Our facilities include a 252-bed children's hospital with a new campus (opened in 1990) and a designated pediatric trauma center with a formal trauma response team. All pediatric medical and surgical subspecialties are represented and available for consultation with ED physicians.
Primary Children's Hospital Emergency Department
Primary Children’s Hospital serves 42,000 patients a year, 22% of them trauma-related. The hospital has a 23% admission rate, 35 beds, and four trauma beds.
Its Level One trauma center provides tertiary care for entire Mountain West region, including Montana, Idaho, Wyoming, Utah, and Nevada.
Transport System – LifeFlight
LifeFlight is one of the oldest and largest civilian medical transport programs in the U.S., and one of the few to have a pediatric team that performs scene-flights. Its ground, rotor, and fixed wing LifeFlight transport is available 24 hours/day.
LifeFlight has specialized teams for transport of neonatal, pediatric, and adult patients, and performs 800+ pediatric transports per year, most controlled by ED physicians.
Aircraft include two new KingAir fixed-wing aircraft based at the SLC airport, and two Augusta helicopters made in Switzerland specifically for high altitude use.
Pediatric trauma patients transported by LifeFlight have had superior clinical outcomes when compared to international norms. Lifeflight is the first and only civilian air ambulance organization in the United States certified by the FAA to conduct hoist and rescue operations.
Primary Children's Hospital's referral base for transport covers approximately 10% of the continental U.S., the largest geographical area in the U.S., including Montana, Idaho, Wyoming, Western Colorado, Northern New Mexico, Arizona, Nevada, and Utah.
Rapid Treatment Unit (RTU)
Our rapid treatment united opened in August 1999. The unit has 9,000+ square feet of space for 24 patient beds and facilitates short stay admission (less than 24 hours).

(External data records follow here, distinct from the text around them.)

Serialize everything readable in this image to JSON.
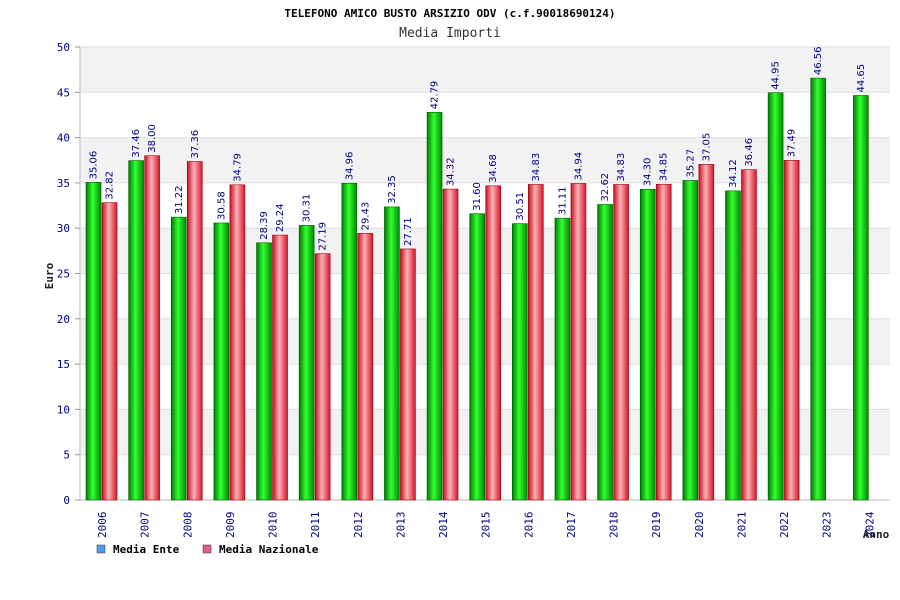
{
  "chart_data": {
    "type": "bar",
    "title": "TELEFONO AMICO BUSTO ARSIZIO ODV (c.f.90018690124)",
    "subtitle": "Media Importi",
    "ylabel": "Euro",
    "xlabel": "Anno",
    "ylim": [
      0,
      50
    ],
    "yticks": [
      0,
      5,
      10,
      15,
      20,
      25,
      30,
      35,
      40,
      45,
      50
    ],
    "categories": [
      "2006",
      "2007",
      "2008",
      "2009",
      "2010",
      "2011",
      "2012",
      "2013",
      "2014",
      "2015",
      "2016",
      "2017",
      "2018",
      "2019",
      "2020",
      "2021",
      "2022",
      "2023",
      "2024"
    ],
    "series": [
      {
        "name": "Media Ente",
        "color": "#00c000",
        "legend_color": "#5599ee",
        "values": [
          35.06,
          37.46,
          31.22,
          30.58,
          28.39,
          30.31,
          34.96,
          32.35,
          42.79,
          31.6,
          30.51,
          31.11,
          32.62,
          34.3,
          35.27,
          34.12,
          44.95,
          46.56,
          44.65
        ],
        "labels": [
          "35.06",
          "37.46",
          "31.22",
          "30.58",
          "28.39",
          "30.31",
          "34.96",
          "32.35",
          "42.79",
          "31.60",
          "30.51",
          "31.11",
          "32.62",
          "34.30",
          "35.27",
          "34.12",
          "44.95",
          "46.56",
          "44.65"
        ]
      },
      {
        "name": "Media Nazionale",
        "color": "#e82030",
        "legend_color": "#e06088",
        "values": [
          32.82,
          38.0,
          37.36,
          34.79,
          29.24,
          27.19,
          29.43,
          27.71,
          34.32,
          34.68,
          34.83,
          34.94,
          34.83,
          34.85,
          37.05,
          36.46,
          37.49,
          null,
          null
        ],
        "labels": [
          "32.82",
          "38.00",
          "37.36",
          "34.79",
          "29.24",
          "27.19",
          "29.43",
          "27.71",
          "34.32",
          "34.68",
          "34.83",
          "34.94",
          "34.83",
          "34.85",
          "37.05",
          "36.46",
          "37.49",
          null,
          null
        ]
      }
    ],
    "grid": true,
    "legend_position": "bottom-left"
  }
}
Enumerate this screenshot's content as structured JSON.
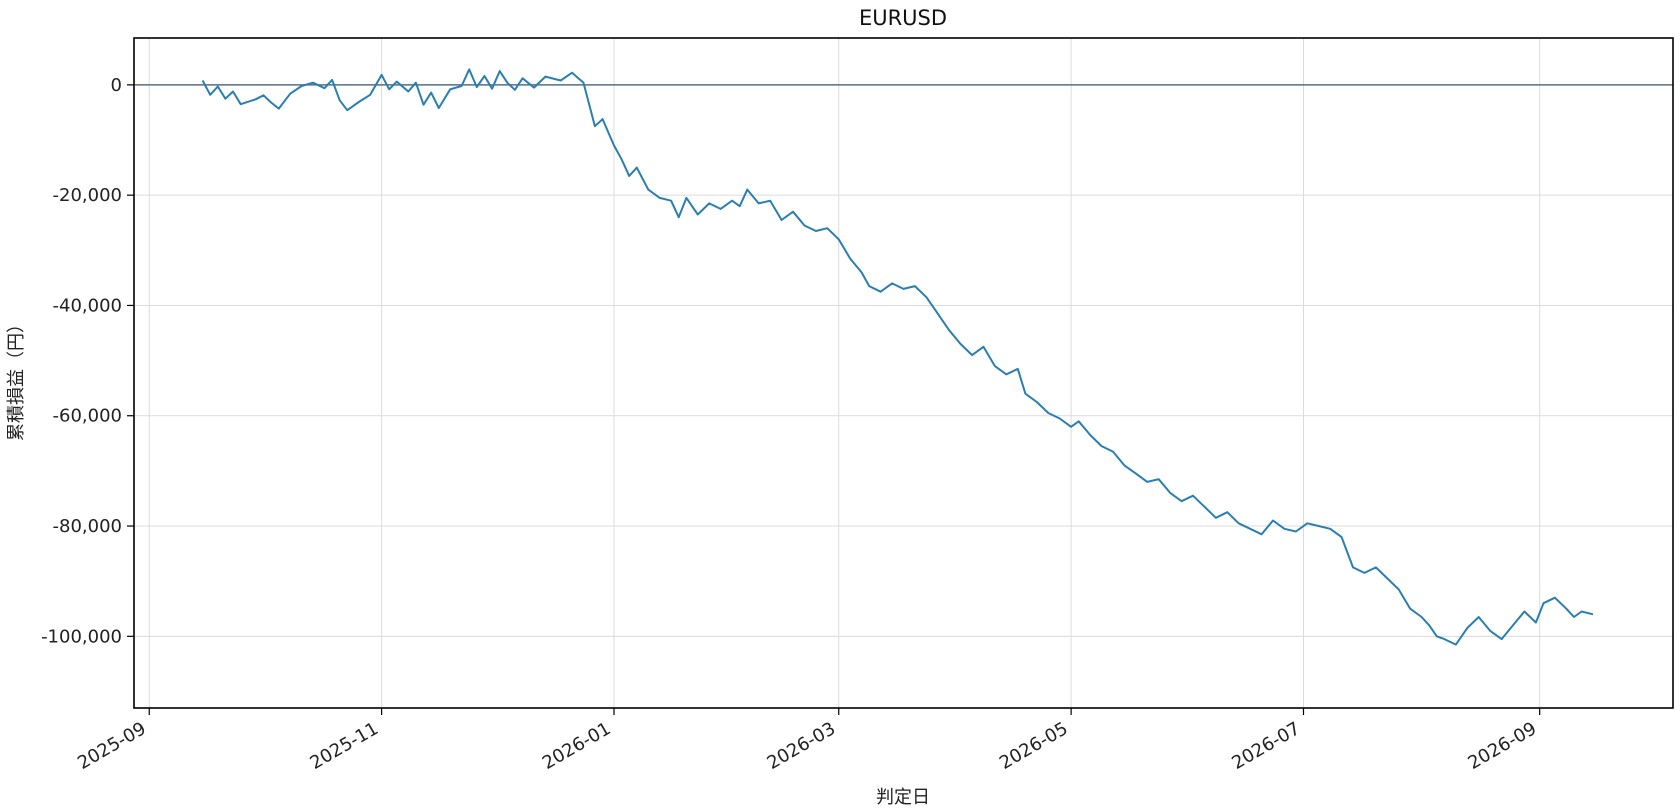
{
  "chart_data": {
    "type": "line",
    "title": "EURUSD",
    "xlabel": "判定日",
    "ylabel": "累積損益（円）",
    "xlim": [
      "2025-08-28",
      "2026-10-06"
    ],
    "ylim": [
      -113000,
      8500
    ],
    "x_ticks": [
      "2025-09",
      "2025-11",
      "2026-01",
      "2026-03",
      "2026-05",
      "2026-07",
      "2026-09"
    ],
    "x_tick_dates": [
      "2025-09-01",
      "2025-11-01",
      "2026-01-01",
      "2026-03-01",
      "2026-05-01",
      "2026-07-01",
      "2026-09-01"
    ],
    "y_ticks": [
      0,
      -20000,
      -40000,
      -60000,
      -80000,
      -100000
    ],
    "y_tick_labels": [
      "0",
      "-20,000",
      "-40,000",
      "-60,000",
      "-80,000",
      "-100,000"
    ],
    "grid": true,
    "reference_line_y": 0,
    "series": [
      {
        "color": "#2a7fb0",
        "points": [
          [
            "2025-09-15",
            800
          ],
          [
            "2025-09-17",
            -1800
          ],
          [
            "2025-09-19",
            -300
          ],
          [
            "2025-09-21",
            -2500
          ],
          [
            "2025-09-23",
            -1200
          ],
          [
            "2025-09-25",
            -3500
          ],
          [
            "2025-09-29",
            -2600
          ],
          [
            "2025-10-01",
            -1900
          ],
          [
            "2025-10-03",
            -3200
          ],
          [
            "2025-10-05",
            -4300
          ],
          [
            "2025-10-08",
            -1600
          ],
          [
            "2025-10-11",
            -200
          ],
          [
            "2025-10-14",
            400
          ],
          [
            "2025-10-17",
            -600
          ],
          [
            "2025-10-19",
            900
          ],
          [
            "2025-10-21",
            -2800
          ],
          [
            "2025-10-23",
            -4600
          ],
          [
            "2025-10-26",
            -3100
          ],
          [
            "2025-10-29",
            -1800
          ],
          [
            "2025-11-01",
            1800
          ],
          [
            "2025-11-03",
            -800
          ],
          [
            "2025-11-05",
            600
          ],
          [
            "2025-11-08",
            -1200
          ],
          [
            "2025-11-10",
            400
          ],
          [
            "2025-11-12",
            -3600
          ],
          [
            "2025-11-14",
            -1400
          ],
          [
            "2025-11-16",
            -4200
          ],
          [
            "2025-11-19",
            -800
          ],
          [
            "2025-11-22",
            -200
          ],
          [
            "2025-11-24",
            2800
          ],
          [
            "2025-11-26",
            -400
          ],
          [
            "2025-11-28",
            1600
          ],
          [
            "2025-11-30",
            -700
          ],
          [
            "2025-12-02",
            2500
          ],
          [
            "2025-12-04",
            400
          ],
          [
            "2025-12-06",
            -900
          ],
          [
            "2025-12-08",
            1200
          ],
          [
            "2025-12-11",
            -500
          ],
          [
            "2025-12-14",
            1500
          ],
          [
            "2025-12-18",
            800
          ],
          [
            "2025-12-21",
            2200
          ],
          [
            "2025-12-24",
            400
          ],
          [
            "2025-12-27",
            -7500
          ],
          [
            "2025-12-29",
            -6200
          ],
          [
            "2026-01-01",
            -11000
          ],
          [
            "2026-01-03",
            -13500
          ],
          [
            "2026-01-05",
            -16500
          ],
          [
            "2026-01-07",
            -15000
          ],
          [
            "2026-01-10",
            -19000
          ],
          [
            "2026-01-13",
            -20500
          ],
          [
            "2026-01-16",
            -21000
          ],
          [
            "2026-01-18",
            -24000
          ],
          [
            "2026-01-20",
            -20500
          ],
          [
            "2026-01-23",
            -23500
          ],
          [
            "2026-01-26",
            -21500
          ],
          [
            "2026-01-29",
            -22500
          ],
          [
            "2026-02-01",
            -21000
          ],
          [
            "2026-02-03",
            -22000
          ],
          [
            "2026-02-05",
            -19000
          ],
          [
            "2026-02-08",
            -21500
          ],
          [
            "2026-02-11",
            -21000
          ],
          [
            "2026-02-14",
            -24500
          ],
          [
            "2026-02-17",
            -23000
          ],
          [
            "2026-02-20",
            -25500
          ],
          [
            "2026-02-23",
            -26500
          ],
          [
            "2026-02-26",
            -26000
          ],
          [
            "2026-03-01",
            -28000
          ],
          [
            "2026-03-04",
            -31500
          ],
          [
            "2026-03-07",
            -34000
          ],
          [
            "2026-03-09",
            -36500
          ],
          [
            "2026-03-12",
            -37500
          ],
          [
            "2026-03-15",
            -36000
          ],
          [
            "2026-03-18",
            -37000
          ],
          [
            "2026-03-21",
            -36500
          ],
          [
            "2026-03-24",
            -38500
          ],
          [
            "2026-03-27",
            -41500
          ],
          [
            "2026-03-30",
            -44500
          ],
          [
            "2026-04-02",
            -47000
          ],
          [
            "2026-04-05",
            -49000
          ],
          [
            "2026-04-08",
            -47500
          ],
          [
            "2026-04-11",
            -51000
          ],
          [
            "2026-04-14",
            -52500
          ],
          [
            "2026-04-17",
            -51500
          ],
          [
            "2026-04-19",
            -56000
          ],
          [
            "2026-04-22",
            -57500
          ],
          [
            "2026-04-25",
            -59500
          ],
          [
            "2026-04-28",
            -60500
          ],
          [
            "2026-05-01",
            -62000
          ],
          [
            "2026-05-03",
            -61000
          ],
          [
            "2026-05-06",
            -63500
          ],
          [
            "2026-05-09",
            -65500
          ],
          [
            "2026-05-12",
            -66500
          ],
          [
            "2026-05-15",
            -69000
          ],
          [
            "2026-05-18",
            -70500
          ],
          [
            "2026-05-21",
            -72000
          ],
          [
            "2026-05-24",
            -71500
          ],
          [
            "2026-05-27",
            -74000
          ],
          [
            "2026-05-30",
            -75500
          ],
          [
            "2026-06-02",
            -74500
          ],
          [
            "2026-06-05",
            -76500
          ],
          [
            "2026-06-08",
            -78500
          ],
          [
            "2026-06-11",
            -77500
          ],
          [
            "2026-06-14",
            -79500
          ],
          [
            "2026-06-17",
            -80500
          ],
          [
            "2026-06-20",
            -81500
          ],
          [
            "2026-06-23",
            -79000
          ],
          [
            "2026-06-26",
            -80500
          ],
          [
            "2026-06-29",
            -81000
          ],
          [
            "2026-07-02",
            -79500
          ],
          [
            "2026-07-05",
            -80000
          ],
          [
            "2026-07-08",
            -80500
          ],
          [
            "2026-07-11",
            -82000
          ],
          [
            "2026-07-14",
            -87500
          ],
          [
            "2026-07-17",
            -88500
          ],
          [
            "2026-07-20",
            -87500
          ],
          [
            "2026-07-23",
            -89500
          ],
          [
            "2026-07-26",
            -91500
          ],
          [
            "2026-07-29",
            -95000
          ],
          [
            "2026-08-01",
            -96500
          ],
          [
            "2026-08-03",
            -98000
          ],
          [
            "2026-08-05",
            -100000
          ],
          [
            "2026-08-07",
            -100500
          ],
          [
            "2026-08-10",
            -101500
          ],
          [
            "2026-08-13",
            -98500
          ],
          [
            "2026-08-16",
            -96500
          ],
          [
            "2026-08-19",
            -99000
          ],
          [
            "2026-08-22",
            -100500
          ],
          [
            "2026-08-25",
            -98000
          ],
          [
            "2026-08-28",
            -95500
          ],
          [
            "2026-08-31",
            -97500
          ],
          [
            "2026-09-02",
            -94000
          ],
          [
            "2026-09-05",
            -93000
          ],
          [
            "2026-09-08",
            -95000
          ],
          [
            "2026-09-10",
            -96500
          ],
          [
            "2026-09-12",
            -95500
          ],
          [
            "2026-09-15",
            -96000
          ]
        ]
      }
    ]
  }
}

Admission criteria include any patient requiring inpatient services, such as intravenous fluid administration or airway/neurologic observation by medical personnel for a period of time not to exceed 24 hours.
Typical RTU patient diagnoses include croup, mild asthma, dehydration, ingestion, and concussion after closed head injury.
The unit is administered by the division of pediatric emergency medicine and directed by David Sandweiss, MD.
PCMC Pediatric Intensive Care Unit
The pediatric intensive care unit has 44 beds, located one floor above the emergency department. Pediatric intensivists and fellows work in close cooperation with pediatric emergency physicians to stabilize critically ill children in the ED.
The University of Utah Radiology Department is located next to the emergency department. We are able to obtain head CT scans quickly, using a high-speed spiral scanner. Sedation is rarely used.
All radiographs are digital, and multiple viewing stations are available in both trauma and medical resuscitation areas and in the MD charting areas.
Utah Poison Control Center
The Utah Poison Control Center receives more than 48,000 calls annually, and 60% of calls concern patients under six years of age.The center provides 24-hour access to toxicological expertise for the management of pediatric toxic ingestions. The center also provides inpatient toxicological consultations.